The following are not validated by this benchmark:

  • Encryption at rest: Whether personal data stored by your system is encrypted at rest (Art 32 technical measures). The benchmark checks the agent's dialog behavior, not the underlying storage layer.
  • Breach notification PROCESS (operational attestation): Whether your organization's breach notification procedures actually satisfy Art 33 (72-hour controller notification to supervisory authority) and Art 34 (data-subject notification). v1.1 (plan-13 T1.1) ships gdpr.art33.breach_notification and gdpr.art34.breach_communication dialog-awareness probes under Pillar 6 that test whether the agent can describe the 72h-from-awareness clock, the Art 33(3) minimum contents, the Art 33(5) document-all-breaches obligation, the Art 34(1) high-risk threshold, and the Art 34(3) exemptions. The probes grade the agent's ability to describe the obligation; upstream-process attestation (i.e., that the organisation actually notifies within 72h) remains out of scope.
  • Data Protection Impact Assessment (DPIA) ARTEFACT: Whether a DPIA has actually been conducted and documented for high-risk processing activities (Art 35). v1.1 (plan-13 T1.1) ships a gdpr.art35.dpia dialog-awareness probe under Pillar 6 that tests whether the agent can correctly identify the Art 35(3)(a)-(c) mandatory triggers, the Art 35(1) general high-risk test, the Art 35(7)(a)-(d) minimum content, and the Art 36 prior-consultation tie-in. The probe grades the agent's ability to describe the obligation; verifying the DPIA artefact itself remains out of scope.
  • International transfer COMPLIANCE (data-flow inspection): Whether actual transfers to third countries satisfy Art 46 (SCCs, BCRs, adequacy decisions) and the Schrems II supplementary-measures requirement. v1.1 (plan-13 T1.1) ships a gdpr.art44_49.international_transfers dialog-awareness probe under Pillar 6 that tests whether the agent can describe the three-tier framework (adequacy / safeguards / derogations), the Schrems II + EDPB Recommendations 01/2020 TIA + supplementary-measures regime, the Art 48 third-country-order conflict-of-laws pattern, and the Art 49 narrow-derogation restrictive-interpretation principle. The probe grades the agent's ability to describe the obligation; inspecting actual data flows remains out of scope.
  • Processor / DPO / ROPA / accountability EVIDENCE TRAIL: Whether the organisation actually maintains compliant Art 28 DPAs with each processor, has designated a qualified Art 37-39 DPO, keeps an up-to-date Art 30 ROPA, and discharges Art 5(2) accountability through documented evidence. v1.1 (plan-13 T1.1) ships dialog-awareness probes (gdpr.art28.processor_contracts, gdpr.art37_39.dpo, gdpr.art30.records_of_processing, gdpr.art5_2.accountability) for each. The probes grade the agent's ability to describe the obligation and to recognise common compliance traps; they do NOT verify the underlying documentation exists.
  • Privacy-by-design at the system level: Whether your system architecture embeds data minimization, purpose limitation, and storage limitation at the infrastructure level (Art 25).
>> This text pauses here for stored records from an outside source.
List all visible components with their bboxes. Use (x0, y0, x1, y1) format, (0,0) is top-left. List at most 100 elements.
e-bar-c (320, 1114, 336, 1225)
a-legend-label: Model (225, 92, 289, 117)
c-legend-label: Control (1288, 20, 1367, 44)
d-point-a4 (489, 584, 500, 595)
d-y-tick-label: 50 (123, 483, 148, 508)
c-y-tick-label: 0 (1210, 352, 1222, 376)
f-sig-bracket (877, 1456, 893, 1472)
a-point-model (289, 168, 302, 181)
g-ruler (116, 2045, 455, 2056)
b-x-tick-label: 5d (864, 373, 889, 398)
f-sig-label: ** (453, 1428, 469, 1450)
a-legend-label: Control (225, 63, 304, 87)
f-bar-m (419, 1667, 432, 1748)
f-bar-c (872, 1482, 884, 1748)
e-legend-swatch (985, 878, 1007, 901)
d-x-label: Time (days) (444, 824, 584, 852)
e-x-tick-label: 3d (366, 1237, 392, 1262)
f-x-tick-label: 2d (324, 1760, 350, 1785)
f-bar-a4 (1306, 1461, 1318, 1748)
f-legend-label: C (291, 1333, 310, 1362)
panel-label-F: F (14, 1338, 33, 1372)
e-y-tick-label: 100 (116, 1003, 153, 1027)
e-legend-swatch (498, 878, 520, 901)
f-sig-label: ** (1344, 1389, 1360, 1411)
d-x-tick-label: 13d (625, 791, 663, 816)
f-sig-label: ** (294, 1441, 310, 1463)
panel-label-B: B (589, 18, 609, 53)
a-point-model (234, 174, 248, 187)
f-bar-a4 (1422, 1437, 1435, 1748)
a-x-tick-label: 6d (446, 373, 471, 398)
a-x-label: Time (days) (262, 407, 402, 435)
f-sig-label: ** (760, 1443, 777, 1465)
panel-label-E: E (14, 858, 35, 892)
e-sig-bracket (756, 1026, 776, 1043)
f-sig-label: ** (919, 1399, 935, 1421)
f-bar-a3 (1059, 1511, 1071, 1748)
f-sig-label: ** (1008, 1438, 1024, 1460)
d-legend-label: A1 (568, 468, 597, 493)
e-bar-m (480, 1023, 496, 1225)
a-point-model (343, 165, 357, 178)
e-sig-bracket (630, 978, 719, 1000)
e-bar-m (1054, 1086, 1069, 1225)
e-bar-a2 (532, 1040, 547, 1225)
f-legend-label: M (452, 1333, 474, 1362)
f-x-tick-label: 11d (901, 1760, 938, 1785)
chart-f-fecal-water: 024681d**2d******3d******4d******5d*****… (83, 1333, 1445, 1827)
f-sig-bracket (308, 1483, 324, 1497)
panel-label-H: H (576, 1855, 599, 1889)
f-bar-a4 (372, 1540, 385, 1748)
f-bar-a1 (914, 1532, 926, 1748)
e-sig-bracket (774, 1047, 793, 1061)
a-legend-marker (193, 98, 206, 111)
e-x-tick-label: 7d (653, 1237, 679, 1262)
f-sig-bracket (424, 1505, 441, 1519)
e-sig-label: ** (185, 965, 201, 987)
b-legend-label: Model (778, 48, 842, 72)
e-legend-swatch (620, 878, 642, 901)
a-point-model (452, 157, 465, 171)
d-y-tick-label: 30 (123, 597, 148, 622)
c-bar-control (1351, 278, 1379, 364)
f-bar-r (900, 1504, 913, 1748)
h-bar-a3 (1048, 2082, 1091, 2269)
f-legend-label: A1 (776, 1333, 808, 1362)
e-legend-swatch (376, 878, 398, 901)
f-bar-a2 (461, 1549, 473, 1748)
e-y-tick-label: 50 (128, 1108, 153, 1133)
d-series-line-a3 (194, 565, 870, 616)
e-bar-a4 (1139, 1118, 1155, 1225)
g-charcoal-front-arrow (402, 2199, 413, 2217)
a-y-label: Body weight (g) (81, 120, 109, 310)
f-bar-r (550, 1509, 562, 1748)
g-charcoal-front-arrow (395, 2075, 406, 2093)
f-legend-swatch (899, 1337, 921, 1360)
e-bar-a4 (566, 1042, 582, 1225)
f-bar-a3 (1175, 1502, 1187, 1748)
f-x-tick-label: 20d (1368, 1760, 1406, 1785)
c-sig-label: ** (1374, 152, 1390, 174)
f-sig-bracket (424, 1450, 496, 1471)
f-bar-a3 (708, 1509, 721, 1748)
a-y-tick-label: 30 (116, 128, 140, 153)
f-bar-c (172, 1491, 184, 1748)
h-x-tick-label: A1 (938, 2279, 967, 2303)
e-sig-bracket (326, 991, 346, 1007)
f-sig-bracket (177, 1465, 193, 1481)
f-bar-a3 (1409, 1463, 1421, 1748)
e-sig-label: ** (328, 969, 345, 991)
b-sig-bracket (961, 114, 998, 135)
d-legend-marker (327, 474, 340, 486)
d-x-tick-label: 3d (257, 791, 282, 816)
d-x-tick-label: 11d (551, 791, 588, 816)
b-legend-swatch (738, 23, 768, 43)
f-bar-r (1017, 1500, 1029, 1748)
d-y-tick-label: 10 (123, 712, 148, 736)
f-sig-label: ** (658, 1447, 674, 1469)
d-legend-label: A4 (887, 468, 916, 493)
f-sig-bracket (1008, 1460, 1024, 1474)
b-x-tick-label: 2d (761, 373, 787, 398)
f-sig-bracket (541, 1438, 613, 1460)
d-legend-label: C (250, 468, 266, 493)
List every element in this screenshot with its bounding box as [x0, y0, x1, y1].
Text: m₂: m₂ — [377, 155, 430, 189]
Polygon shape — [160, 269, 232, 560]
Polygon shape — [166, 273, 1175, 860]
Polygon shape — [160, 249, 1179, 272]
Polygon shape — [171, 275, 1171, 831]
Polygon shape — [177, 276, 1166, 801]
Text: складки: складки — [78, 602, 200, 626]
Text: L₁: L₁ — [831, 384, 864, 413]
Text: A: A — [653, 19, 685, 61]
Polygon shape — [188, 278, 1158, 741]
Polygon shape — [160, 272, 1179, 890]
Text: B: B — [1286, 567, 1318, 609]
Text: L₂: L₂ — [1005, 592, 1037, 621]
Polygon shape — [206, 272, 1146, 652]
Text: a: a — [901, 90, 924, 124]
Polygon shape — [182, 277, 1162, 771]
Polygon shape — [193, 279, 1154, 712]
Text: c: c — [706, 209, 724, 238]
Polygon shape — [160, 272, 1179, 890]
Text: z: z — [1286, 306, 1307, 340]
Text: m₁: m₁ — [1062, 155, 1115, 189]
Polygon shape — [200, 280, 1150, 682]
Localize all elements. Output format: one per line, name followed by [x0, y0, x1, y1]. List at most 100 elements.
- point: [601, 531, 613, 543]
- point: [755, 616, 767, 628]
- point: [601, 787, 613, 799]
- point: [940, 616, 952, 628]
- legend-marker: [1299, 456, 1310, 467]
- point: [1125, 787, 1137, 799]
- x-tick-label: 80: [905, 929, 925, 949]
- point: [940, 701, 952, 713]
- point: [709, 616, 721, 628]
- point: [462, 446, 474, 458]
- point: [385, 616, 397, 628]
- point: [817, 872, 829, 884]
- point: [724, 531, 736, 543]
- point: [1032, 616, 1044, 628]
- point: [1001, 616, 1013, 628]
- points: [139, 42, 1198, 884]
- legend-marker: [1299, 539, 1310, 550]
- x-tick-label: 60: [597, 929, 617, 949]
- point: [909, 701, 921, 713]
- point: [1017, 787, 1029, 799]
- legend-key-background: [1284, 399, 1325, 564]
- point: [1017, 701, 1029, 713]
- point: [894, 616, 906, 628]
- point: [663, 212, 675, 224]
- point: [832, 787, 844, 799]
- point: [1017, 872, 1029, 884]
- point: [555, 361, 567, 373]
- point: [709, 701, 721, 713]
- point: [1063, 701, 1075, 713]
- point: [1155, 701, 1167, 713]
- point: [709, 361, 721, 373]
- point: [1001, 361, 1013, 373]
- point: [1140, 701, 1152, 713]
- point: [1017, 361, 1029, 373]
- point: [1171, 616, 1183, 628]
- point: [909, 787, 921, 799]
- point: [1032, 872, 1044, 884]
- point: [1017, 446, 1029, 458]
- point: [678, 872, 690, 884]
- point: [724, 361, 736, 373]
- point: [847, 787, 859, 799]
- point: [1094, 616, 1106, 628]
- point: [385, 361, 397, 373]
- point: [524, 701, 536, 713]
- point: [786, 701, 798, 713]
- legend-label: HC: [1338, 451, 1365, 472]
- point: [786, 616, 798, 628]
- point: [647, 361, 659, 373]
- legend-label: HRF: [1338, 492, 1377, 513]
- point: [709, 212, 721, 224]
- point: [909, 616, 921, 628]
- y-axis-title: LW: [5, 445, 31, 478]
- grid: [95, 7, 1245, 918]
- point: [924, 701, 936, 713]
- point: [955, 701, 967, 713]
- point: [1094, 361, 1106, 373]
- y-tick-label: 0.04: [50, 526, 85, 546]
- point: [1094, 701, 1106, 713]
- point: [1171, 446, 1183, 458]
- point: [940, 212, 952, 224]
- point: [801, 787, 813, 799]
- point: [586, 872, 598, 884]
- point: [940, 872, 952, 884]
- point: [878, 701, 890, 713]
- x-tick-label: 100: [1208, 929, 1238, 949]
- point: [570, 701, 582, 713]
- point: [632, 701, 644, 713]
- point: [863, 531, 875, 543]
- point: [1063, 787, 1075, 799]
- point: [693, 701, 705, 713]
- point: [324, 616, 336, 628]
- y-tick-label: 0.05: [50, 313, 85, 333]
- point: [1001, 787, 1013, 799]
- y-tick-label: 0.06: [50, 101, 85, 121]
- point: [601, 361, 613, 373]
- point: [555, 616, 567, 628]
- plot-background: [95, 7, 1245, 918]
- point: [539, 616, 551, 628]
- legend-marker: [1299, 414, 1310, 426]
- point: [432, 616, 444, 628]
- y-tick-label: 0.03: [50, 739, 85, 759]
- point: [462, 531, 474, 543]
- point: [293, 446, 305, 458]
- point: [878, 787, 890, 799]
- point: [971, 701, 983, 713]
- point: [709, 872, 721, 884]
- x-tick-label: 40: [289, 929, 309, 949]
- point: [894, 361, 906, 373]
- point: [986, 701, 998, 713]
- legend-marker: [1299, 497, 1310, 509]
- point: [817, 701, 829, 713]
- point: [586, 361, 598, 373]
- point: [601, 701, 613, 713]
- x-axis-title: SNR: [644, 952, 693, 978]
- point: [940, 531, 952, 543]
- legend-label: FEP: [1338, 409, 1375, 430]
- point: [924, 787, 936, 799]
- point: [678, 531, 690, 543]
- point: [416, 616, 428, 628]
The benchmark checks whether the agent communicates these principles; it cannot verify whether the system enforces them.

See Also

  • How It Works (plain-English) — what the benchmark measures, how it's built bottom-up, how calibration works, why it's trustworthy. Read this first if you're new.
  • Composite Evaluations — the underlying CompositeEval / AtomicLlmEval primitives that power this benchmark.
  • CLI Reference — full reference for agenteval bench gdpr, agenteval bench gdpr calibrate, and agenteval compliance render.
  • The .agenteval/ Workspace — canonical layout, schema versions, audit chain, and agenteval doctor.

Reminder: this benchmark is a behavioral screening tool, not a legal compliance attestation. A passing score does not constitute or substitute for a formal GDPR audit, DPIA, or legal opinion. Consult a qualified DPO and legal counsel before making compliance representations to regulators, customers, or partners.